Thanks for the response - and all the previous convos we’ve had on related material.

There should be multiple oversight committees. It could be one per DAO, or multiple DAOs could use the same one, but it shouldn’t be the same people overseeing all DAOs

I agree this is optimal. But it’ll be tough to find the right people for many different jobs that are both qualified and lack conflict of interests. Who are some people you’d nominate ?

Oversight committees should have their own voice, separate from the DAOs they are tasked to evaluate. They would be responsible to produce regular reports on the performance of the DAO and they could use the social media channels of the Cosmos Hub to publish them

I think this is a great idea.

The votes of all committee members should be public, ideally on-chain. The community should be able to access the voting history of any particular member very easily

Also agree.

It should be straightforward to remove specific people from any oversight committee. Other committee members should be able to vote on that, and the community as well

In fact, the expectation should be that the oversight committee will change over time so that only the most engaged members stay on

Agree again. Check out Tom’s ideas on this.

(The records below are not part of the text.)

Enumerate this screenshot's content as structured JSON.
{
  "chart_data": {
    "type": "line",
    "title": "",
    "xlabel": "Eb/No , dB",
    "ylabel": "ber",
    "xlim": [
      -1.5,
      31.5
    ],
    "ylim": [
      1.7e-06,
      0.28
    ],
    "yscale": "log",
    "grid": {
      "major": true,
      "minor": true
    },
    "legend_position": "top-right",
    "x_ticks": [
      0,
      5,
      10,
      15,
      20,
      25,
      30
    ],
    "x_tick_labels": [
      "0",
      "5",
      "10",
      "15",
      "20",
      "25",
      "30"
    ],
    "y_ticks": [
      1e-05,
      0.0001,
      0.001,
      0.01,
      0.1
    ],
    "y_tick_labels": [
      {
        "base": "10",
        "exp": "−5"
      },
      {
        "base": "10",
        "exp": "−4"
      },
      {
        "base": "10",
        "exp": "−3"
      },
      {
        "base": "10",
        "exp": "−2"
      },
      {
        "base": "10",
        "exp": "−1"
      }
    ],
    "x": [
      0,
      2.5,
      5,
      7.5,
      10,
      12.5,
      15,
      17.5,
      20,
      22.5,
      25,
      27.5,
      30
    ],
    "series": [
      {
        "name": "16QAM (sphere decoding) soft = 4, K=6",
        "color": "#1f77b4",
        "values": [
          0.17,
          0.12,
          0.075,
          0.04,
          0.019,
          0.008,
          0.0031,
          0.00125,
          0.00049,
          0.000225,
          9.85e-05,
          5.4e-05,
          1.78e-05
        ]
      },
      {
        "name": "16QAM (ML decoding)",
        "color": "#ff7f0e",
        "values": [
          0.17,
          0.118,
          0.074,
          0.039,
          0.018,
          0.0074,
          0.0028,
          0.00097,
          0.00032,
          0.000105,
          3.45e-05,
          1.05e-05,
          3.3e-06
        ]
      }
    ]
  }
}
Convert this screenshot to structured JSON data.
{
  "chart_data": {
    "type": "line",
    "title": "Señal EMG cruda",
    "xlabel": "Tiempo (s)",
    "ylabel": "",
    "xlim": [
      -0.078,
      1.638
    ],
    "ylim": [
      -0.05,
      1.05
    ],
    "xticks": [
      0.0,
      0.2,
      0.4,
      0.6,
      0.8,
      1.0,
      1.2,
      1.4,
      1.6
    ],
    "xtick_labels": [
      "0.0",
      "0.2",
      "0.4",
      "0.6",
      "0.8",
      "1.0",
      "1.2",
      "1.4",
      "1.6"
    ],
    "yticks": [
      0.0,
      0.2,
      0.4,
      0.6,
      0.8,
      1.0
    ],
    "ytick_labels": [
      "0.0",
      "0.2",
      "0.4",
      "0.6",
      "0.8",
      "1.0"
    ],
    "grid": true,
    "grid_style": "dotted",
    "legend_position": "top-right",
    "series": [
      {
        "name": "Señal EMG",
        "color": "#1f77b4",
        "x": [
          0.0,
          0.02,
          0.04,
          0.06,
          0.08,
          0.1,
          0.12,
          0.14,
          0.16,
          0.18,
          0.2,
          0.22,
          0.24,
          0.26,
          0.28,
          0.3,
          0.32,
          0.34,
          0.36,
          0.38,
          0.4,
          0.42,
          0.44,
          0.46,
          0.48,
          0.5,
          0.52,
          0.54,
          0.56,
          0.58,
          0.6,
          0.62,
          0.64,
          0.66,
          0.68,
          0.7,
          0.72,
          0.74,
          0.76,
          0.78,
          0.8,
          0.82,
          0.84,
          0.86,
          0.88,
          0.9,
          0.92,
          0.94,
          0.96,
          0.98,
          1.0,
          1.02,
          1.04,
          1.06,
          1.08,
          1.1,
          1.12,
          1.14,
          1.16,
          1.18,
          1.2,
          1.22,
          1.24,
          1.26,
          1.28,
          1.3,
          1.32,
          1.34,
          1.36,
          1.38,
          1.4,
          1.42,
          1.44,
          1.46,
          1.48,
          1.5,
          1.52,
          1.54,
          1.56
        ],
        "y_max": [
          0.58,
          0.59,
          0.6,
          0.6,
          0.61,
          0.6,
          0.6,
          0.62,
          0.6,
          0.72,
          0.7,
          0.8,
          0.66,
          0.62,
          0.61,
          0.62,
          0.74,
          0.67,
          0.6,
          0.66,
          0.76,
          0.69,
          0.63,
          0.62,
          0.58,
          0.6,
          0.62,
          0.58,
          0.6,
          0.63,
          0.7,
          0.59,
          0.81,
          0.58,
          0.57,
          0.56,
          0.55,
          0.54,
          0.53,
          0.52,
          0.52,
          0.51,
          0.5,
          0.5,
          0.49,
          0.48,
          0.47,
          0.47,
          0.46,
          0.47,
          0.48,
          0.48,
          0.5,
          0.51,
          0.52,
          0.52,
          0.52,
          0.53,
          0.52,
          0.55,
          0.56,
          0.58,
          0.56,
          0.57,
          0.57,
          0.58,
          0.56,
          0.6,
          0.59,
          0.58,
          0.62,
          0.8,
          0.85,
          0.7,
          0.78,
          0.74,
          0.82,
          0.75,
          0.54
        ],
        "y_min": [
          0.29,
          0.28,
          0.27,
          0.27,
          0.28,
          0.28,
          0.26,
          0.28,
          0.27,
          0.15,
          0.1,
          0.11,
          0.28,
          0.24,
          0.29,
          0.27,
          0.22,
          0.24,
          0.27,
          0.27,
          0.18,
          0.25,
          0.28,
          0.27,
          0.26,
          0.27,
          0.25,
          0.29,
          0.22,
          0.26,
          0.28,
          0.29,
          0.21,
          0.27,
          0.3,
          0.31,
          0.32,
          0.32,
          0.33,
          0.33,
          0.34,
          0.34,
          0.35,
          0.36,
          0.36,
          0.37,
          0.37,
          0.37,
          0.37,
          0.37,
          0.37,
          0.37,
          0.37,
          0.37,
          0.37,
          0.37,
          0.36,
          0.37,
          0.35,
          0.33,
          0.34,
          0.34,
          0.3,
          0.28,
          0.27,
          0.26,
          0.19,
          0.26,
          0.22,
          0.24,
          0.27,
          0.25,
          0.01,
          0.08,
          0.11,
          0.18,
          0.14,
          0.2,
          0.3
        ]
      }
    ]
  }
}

I’ll also note that committees are not a silver bullet. The ICF had to discontinue its TAB pretty quickly. We should only use them when we cannot rely on free market incentives to do the job.

I’d love to get @crainbf, Maria and other ICF / advisory board member’s thoughts to learn more on why this it was disbanded. The post you linked is not particularly specific so it’s hard to say what about oversight committees we can learn from to avoid this time around.

Also happy to hop on a call with @crainbf, Maria, or any other ICF / TAB representatives if that’s easier.